Face à la montée des tensions internes autour de la question des réfugiés syriens, le président turc Recep Tayyip Erdogan a décidé de tendre la main au président syrien Bachar Al Assad pour un dialogue. Cette initiative, qui serait soutenue par Moscou, est compliquée par la présence militaire importante de la Turquie en Syrie.
L’appel d’Erdogan à des négociations intervient après les émeutes généralisées contre les réfugiés syriens dans les villes turques. Il souhaite faciliter le retour des Syriens qui ont fui vers la Turquie depuis le début de la guerre civile syrienne en 2011.
Soli Ozel, expert en relations internationales à l’Université Kadir Has d’Istanbul, estime que la situation est instable.
« Le pays est comme une poudrière en ce qui concerne les réfugiés, surtout à l’heure où les conditions économiques se détériorent. Les Syriens sont devenus des boucs émissaires faciles et leur présence, justifiée ou non, suscite une frustration généralisée. C’est devenu un enjeu politique majeur », a déclaré Ozel.
Il souligne également que la clé de toute solution est un plan crédible pour le départ ordonné des réfugiés syriens afin de rassurer l’opinion publique turque.
Le parti d’Erdogan a subi des pertes lors des élections locales de mars, en grande partie à cause de l’hostilité croissante envers les plus de trois millions de réfugiés syriens en Turquie et d’une inflation galopante approchant les trois chiffres. Ces facteurs ont intensifié la pression sur Erdogan pour qu’il s’attaque à la situation des réfugiés.
La position de la Russie
La Russie, sous la direction de Poutine, soutient l’approche diplomatique d’Erdogan, la considérant comme une fin potentielle au soutien turc aux rebelles syriens et une conclusion à la guerre civile.
Cela correspond aux priorités de Moscou, puisque la résolution du conflit syrien permettrait à la Russie de réorienter ses ressources militaires vers l’Ukraine.
La présence militaire turque en Syrie complique toutefois les négociations. Les forces turques mènent des opérations contre des groupes kurdes, qu’Ankara accuse d’être liés à des séparatistes syriens. L’armée turque protège également les forces rebelles syriennes le long de la frontière.
Aydin Selcen, ancien diplomate turc et aujourd’hui analyste en politique étrangère chez Medyascope, suggère que la volonté d’Ankara de négocier pourrait offrir à la Syrie une opportunité d’obtenir le retrait turc.
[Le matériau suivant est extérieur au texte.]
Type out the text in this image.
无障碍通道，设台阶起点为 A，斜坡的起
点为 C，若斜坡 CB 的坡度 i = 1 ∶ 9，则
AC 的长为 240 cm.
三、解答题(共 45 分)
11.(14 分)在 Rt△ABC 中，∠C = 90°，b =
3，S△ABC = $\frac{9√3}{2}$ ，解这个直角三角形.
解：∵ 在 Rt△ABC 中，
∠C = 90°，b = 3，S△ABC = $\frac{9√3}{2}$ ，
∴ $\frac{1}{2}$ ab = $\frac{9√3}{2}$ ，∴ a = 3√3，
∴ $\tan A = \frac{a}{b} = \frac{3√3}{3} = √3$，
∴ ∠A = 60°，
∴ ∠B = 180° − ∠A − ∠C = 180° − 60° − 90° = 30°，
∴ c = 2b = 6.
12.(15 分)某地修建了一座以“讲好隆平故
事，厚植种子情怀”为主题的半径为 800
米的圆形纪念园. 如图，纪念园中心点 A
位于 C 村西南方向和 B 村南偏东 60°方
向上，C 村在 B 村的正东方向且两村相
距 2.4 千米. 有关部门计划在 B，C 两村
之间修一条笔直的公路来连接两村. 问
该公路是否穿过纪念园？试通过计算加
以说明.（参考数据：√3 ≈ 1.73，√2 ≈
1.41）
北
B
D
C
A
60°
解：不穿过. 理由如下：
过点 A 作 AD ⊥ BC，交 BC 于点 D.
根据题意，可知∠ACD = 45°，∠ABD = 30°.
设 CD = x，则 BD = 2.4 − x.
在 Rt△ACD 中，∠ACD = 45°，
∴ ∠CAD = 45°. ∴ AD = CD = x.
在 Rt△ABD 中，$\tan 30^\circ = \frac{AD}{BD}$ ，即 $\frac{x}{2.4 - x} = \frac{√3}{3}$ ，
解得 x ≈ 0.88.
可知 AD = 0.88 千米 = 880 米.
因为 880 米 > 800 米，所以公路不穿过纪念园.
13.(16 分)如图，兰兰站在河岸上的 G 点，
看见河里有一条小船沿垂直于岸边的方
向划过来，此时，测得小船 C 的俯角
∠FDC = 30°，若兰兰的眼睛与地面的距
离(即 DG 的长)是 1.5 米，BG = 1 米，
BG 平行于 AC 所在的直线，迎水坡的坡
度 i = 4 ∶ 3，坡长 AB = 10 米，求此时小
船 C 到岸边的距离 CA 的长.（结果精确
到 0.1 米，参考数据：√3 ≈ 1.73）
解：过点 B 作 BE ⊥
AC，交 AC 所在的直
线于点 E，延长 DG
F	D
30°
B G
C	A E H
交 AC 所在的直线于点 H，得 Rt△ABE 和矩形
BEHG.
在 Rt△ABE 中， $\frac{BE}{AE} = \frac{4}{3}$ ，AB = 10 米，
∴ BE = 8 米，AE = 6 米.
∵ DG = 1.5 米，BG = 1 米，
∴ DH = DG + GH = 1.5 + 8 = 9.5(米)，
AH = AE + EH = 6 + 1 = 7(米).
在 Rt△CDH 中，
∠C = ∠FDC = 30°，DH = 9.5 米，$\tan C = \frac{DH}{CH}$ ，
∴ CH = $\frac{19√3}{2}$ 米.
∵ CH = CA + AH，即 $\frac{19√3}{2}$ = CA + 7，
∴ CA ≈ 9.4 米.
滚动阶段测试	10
«Assad dépend fortement du soutien extérieur et même des factions internes», a-t-il déclaré.
« Incapable de retirer de force les troupes turques, la seule option d’Assad est de demander leur retrait comme condition préalable aux négociations. »
Malgré cela, Erdogan insiste pour maintenir la présence militaire turque jusqu’à ce que la Syrie puisse sécuriser efficacement ses frontières.
Sinan Ulgen, du Centre d’études économiques et de politique étrangère basé à Istanbul, a déclaré : « La principale préoccupation de la Turquie est d’empêcher que la région frontalière ne devienne une menace pour sa sécurité après le retrait. La Turquie a besoin d’assurances de la part de la Syrie avant d’envisager le retrait de ses troupes. »
Crise humanitaire ?
La nouvelle de la poursuite du dialogue par Erdogan avec Damas a déclenché des troubles dans le nord-est de la Syrie, contrôlé par les rebelles, les manifestants ciblant les bases turques par crainte d’un éventuel abandon par Ankara.
Erdogan assure que tout accord avec Damas protégerait les réfugiés et les rebelles syriens qui rentrent chez eux. Mais Fabrice Balanche, expert régional de l’Université de Lyon, met en garde contre une crise humanitaire imminente.
« Si le régime reprend le contrôle des zones rebelles, la plupart des habitants tenteront de fuir vers la Turquie. La Turquie ne peut pas accueillir quatre millions de réfugiés supplémentaires », prévient M. Balanche.
« Ces personnes sont parfaitement conscientes que rester sous le contrôle du régime, même avec les amnisties promises, les expose au risque d’être pris pour cible par les forces de sécurité, d’être enrôlés ou pire. Il n’y a pas de réelle protection. »
Malgré les tensions persistantes en Turquie concernant la présence de réfugiés syriens, Erdogan cherche l’aide de Poutine pour adoucir la position d’Assad sur les négociations.
Le dirigeant turc a proposé d’accueillir un sommet trilatéral cet été, mais aucune réponse positive n’a été reçue jusqu’à présent.
La situation actuelle met en évidence l’interaction complexe entre les politiques régionales, les préoccupations humanitaires et les manœuvres diplomatiques dans la résolution du conflit syrien et de ses conséquences de grande envergure.